As school-based G&T issues arose, coordinators were able to share them and get the benefit of everyone’s thoughts to find a collective solution. As a group, we were able to devise and agree a shared strategic vision and action plan for the short, medium and long term. Short, but effective G&T Inset sessions were collaboratively planned to be delivered at staff meetings in individual schools. Coordinators took on a key liaison role for all the cluster initiatives and were given advanced notice of all upcoming opportunities. More recently, the bulk of meetings have been given over to school coordinators sharing their particular interest or strength in their G&T role. For example, coordinators have delivered presentations on challenge clubs; the challenge curriculum; the use of data to support identification of G&T students; e-learning logs as a tool for G&T students to record their achievement; and G&T student interviews.

A real bonus impact of this network has been that many of the G&T initiatives developed have been implemented not just for G&T students but for all students, bringing about the whole-school improvement desired by the DfES.

Developing shared targets, monitoring and evidence collecting
The secret to evidence collection is to start early and work backwards!

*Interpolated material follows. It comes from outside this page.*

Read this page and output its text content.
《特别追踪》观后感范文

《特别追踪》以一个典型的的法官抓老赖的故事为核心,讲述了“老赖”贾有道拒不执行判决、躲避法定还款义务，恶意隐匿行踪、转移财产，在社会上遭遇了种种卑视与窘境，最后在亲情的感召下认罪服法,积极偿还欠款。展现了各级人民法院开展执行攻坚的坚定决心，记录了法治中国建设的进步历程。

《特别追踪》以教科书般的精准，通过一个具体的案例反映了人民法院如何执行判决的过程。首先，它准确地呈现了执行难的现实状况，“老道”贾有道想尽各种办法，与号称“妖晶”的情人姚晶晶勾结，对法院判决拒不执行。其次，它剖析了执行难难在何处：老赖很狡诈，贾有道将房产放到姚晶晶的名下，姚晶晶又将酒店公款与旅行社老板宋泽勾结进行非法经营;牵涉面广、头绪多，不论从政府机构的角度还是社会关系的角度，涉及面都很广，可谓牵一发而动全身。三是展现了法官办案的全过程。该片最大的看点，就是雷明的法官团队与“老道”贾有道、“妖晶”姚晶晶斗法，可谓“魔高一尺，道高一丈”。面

It is essential to provide accurate baselines against which monitoring and progress can be evaluated. This is where the IQS were so useful to us for our original audit tool and for our indicator of annual progress.

Very early on, time was spent transferring all the criteria from the IQS into possible sources of evidence and then collating these into a single coordinator checklist. This has now been done centrally by the DfES and is available to download in the user guide.

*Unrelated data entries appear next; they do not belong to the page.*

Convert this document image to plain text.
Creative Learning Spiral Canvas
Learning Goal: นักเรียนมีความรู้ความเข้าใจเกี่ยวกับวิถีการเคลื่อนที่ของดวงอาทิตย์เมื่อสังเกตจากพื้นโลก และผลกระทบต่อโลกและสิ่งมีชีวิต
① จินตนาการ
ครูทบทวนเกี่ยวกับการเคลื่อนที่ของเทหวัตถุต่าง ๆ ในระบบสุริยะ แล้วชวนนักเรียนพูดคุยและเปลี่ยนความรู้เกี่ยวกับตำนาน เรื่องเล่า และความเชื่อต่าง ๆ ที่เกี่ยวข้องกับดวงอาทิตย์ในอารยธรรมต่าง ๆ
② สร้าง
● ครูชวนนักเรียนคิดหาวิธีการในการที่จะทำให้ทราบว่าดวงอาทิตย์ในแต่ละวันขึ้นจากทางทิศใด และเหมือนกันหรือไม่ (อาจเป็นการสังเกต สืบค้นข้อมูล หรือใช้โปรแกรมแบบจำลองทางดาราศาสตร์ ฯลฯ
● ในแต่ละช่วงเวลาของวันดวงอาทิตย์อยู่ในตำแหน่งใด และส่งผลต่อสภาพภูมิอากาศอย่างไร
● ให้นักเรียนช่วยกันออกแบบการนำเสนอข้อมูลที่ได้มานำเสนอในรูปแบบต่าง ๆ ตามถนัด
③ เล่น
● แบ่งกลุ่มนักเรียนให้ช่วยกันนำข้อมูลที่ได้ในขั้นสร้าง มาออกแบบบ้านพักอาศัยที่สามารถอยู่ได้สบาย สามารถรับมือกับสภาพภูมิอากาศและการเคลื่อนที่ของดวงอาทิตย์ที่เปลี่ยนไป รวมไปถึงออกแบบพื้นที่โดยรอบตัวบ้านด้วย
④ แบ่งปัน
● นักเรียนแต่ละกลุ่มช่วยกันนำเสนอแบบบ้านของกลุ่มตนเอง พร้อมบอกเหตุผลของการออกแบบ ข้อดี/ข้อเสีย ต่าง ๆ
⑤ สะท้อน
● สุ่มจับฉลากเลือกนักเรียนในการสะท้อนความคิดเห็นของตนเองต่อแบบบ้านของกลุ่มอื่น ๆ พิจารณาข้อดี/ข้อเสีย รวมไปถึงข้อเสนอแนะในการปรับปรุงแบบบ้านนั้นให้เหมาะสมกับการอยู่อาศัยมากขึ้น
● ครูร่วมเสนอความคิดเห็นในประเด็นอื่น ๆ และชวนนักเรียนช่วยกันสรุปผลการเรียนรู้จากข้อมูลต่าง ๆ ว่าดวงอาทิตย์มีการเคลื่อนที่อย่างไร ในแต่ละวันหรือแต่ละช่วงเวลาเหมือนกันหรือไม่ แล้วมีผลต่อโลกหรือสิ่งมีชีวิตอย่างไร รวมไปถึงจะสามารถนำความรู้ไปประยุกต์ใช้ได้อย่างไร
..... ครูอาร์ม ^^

A rule of thumb for G&T coordinators is to remember that is it not their responsibility to deliver provision and collect all the evidence for G&T in their school – that is the responsibility of every class teacher, in every lesson, every day. The G&T coordinator’s responsibility is:

  • to lead school staff
  • to set up an infrastructure to inform
  • to support G&T provision by class teachers, backing it up with guidance, training and advice.

The coordination role is one of sharing, collation and monitoring, with a responsibility to report on progress to the headteacher and the cluster strand leader.

Responsibility for evidence collection about individual student achievement has been given to the students themselves in the form of e-learning logs that hyperlink to the school G&T register. Each G&T student is given the opportunity and time to create an ongoing PowerPoint about themselves that includes their written words, spoken recorded reflections and annotated photographs of work of which they are particularly proud. These can be showcased for all sorts of purposes, not least at parents’ evenings and open days.

Monitoring of G&T provision by the coordinator has been discussed and a model for implementation will draw upon three sources of evidence:

  • conversations with class teachers
  • conversations with G&T students
  • classroom observation.

During the time spent with class teachers, coordinators are able to cascade information (particularly about data), targets and celebrate successes. Preparation advice is also available for G&T coordinators and class teachers to get them ready for monitoring sessions.

Targets are in place at three levels: individually in each school’s school improvement plan; network-wide targets for individual schools; and collectively as a network, with responsibility for evaluation of these being shared by the school and cluster coordinators. Innovation targets have been set for schools to trial on behalf of the whole cluster.

Our G&T journey is well under way. Whilst numerous milestones have already been passed, many more exciting viewpoints remain ahead for us to collectively discover and explore.